Bask in the glow of a thousand screens;Hang-ups;BETT'99

8th January 1999 at 00:00
Some archaeological digsat the roots of education's very own technology show.

You don't have to be mystified by the annual BETT technology show at London's Olympia. Whether you are a visitor or at home wondering what all the fuss is about, these answers to some frequently asked questions may help to resolve some things that have been nagging you.

Why is the Bett show so called?

No one knows for sure. For confirmation of this, make a point of quizzing anyone you meet at Olympia about what they think a bett is or was, or why there are never any on display in a show that purports to be devoted to them.

No one could be in any doubt as to the purpose of most big exhibitions - the Boat Show, Motor Show and Clothes Show, for example - but mention Bett and most people will look at you blankly.

This might go some way to explaining why so many headteachers stubbornly refuse to allow their staff leave of absence to attend the show. The over-worked information and communications technology co-ordinator creeps unctuously into the head's office and, falling to his - or her - knees, begs for the day off. "I wanna go to Bett," he pleads. And the head, unaware that bett has a special meaning for computer folk, assumes that the wretched lackey wants time off to slip down to the bookie's to gamble a few bob.

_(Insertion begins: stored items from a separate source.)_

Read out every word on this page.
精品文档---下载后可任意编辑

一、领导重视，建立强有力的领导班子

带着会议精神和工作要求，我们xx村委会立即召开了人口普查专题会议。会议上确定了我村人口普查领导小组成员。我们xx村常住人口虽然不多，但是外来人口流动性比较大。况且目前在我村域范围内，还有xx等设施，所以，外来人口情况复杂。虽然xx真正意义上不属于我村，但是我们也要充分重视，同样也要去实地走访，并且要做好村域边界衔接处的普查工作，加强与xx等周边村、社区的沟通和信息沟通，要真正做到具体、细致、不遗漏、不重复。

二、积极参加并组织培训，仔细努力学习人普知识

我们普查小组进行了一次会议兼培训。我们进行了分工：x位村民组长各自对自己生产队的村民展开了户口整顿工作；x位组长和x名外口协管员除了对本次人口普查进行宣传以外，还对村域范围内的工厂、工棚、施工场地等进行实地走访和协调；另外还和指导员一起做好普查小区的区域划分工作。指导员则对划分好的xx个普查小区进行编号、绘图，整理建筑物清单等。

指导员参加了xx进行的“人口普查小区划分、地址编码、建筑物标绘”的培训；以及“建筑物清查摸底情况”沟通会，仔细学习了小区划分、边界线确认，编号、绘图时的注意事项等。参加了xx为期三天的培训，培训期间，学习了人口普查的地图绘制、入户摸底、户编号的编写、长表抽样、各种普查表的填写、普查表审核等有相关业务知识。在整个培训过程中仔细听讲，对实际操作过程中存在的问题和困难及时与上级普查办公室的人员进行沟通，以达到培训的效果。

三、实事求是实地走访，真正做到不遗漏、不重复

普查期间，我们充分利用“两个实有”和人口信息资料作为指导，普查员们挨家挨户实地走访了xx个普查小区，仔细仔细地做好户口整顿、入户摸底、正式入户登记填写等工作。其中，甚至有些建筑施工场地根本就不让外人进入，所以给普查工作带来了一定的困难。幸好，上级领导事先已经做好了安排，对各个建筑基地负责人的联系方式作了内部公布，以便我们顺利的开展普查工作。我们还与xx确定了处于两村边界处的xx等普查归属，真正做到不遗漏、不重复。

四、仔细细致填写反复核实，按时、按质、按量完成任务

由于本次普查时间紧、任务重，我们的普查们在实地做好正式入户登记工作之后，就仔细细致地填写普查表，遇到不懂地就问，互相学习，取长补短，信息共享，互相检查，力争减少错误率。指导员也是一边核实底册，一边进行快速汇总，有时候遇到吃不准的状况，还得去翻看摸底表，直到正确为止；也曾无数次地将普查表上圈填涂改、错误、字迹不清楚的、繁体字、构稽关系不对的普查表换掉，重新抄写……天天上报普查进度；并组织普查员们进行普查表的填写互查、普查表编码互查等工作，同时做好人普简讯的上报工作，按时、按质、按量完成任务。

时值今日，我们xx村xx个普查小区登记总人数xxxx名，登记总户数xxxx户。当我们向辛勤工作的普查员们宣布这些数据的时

For how long has the Bett show been in existence?

Why do visitors to Bett accumulate so much advertising literature?

How do so many teachers manage to get to the Bett show every year?

Is there a less absurd explanation of how Bett came into being?

For how long has the Bett show been in existence?

No one knows for sure. But there are experts who argue that the show has existed since early history. They postulate that the original venue may have been Salisbury Plain. Stonehenge, they contend, is all that has survived of a peculiarly ostentatious stand. Human skeletons found in the area seem to lend weight to the hypothesis. When they were unearthed they were discovered arranged in what seems to have been a primitive queue. Archaeologists believe that they might have died waiting for their turn on the prehistoric equivalent of Net@Bett.

Closer examination of the bones in their hands show that the fingers were clenched. It suggests that they may have been clutching one or more bags.

Of course, there isn't a shred of evidence to support any of these claims, but this will not bother modern visitors to Bett, who have always displayed an endearing tendency to believe everything that they are told.

For how long has the Bett show been in existence?

Why do visitors to Bett accumulate so much advertising literature?

How do so many teachers manage to get to the Bett show every year?

Is there a less absurd explanation of how Bett came into being?

No one knows for sure. But some historians insist that the show dates from the 1840s, when Charles Babbage was engaged in his pioneering work. It is universally acknowledged that his Analytical Engine is the undoubted precursor of today's computers.

It's true that it did not have the familiar screen and keyboard, but it was bulky, expensive, difficult to operate and it rarely worked. What's more, successive governments, convinced of its potential, invested pound;17,000 of public funds (a fortune at that time) before coming to the reluctant decision that the engine didn't measure up to Babbage's claims.

He is rightly celebrated, but his equally industrious wife is often overlooked by historians. While her husband slaved over the hardware, she devoted herself tirelessly to establishing the first Analytical Engine Show. Her grandiose plan was to create a fairground where teachers, attracted from the length and breadth of the empire, could be bombarded with ridiculously extravagant claims about the educational benefits of the heap of scrap metal that her husband stored in the back bedroom.

Betty (for that was her name) only had two visitors to her first show - Charles, and a man from the government demanding a refund of pound;17,000. She made them queue for a cup of appalling coffee and issued them with a bag full of literature which they would never read.

Why do visitors to Bett accumulate so much advertising literature?

No one knows for sure. But some staff and pupils use it as raw material for papier mache. They busily fashion detailed replicas of the hardware that the school couldn't possibly afford to buy.

A network of papier mache PCs can look very convincing viewed from a distance - which is exactly how most prospective parents and visiting VIPs choose to view a school's ICT resources.

It has also been argued that the 70 per cent of the teaching profession who refuse to have anything to do with new technology prefer having papier mache hardware to the real thing. It never works, which these teachers find reassuring as it confirms their most deep-seated prejudices.

How do so many teachers manage to get to the Bett show every year?

No one knows for sure. But some schools, it seems, recognise that it offers a unique opportunity to enjoy the best in-service training at minimum cost.

At other schools, teachers have to resort to subterfuge. Indeed, some visitors at this year's show will be assiduously collecting brochures, fliers and catalogues. Over the coming year, they will use their highly developed skills in papier mache to produce life-like duplicates of themselves, which they will leave in their classrooms so that they can sneak off for at least one day at Bett 2000. Mrs Babbage would have been thrilled.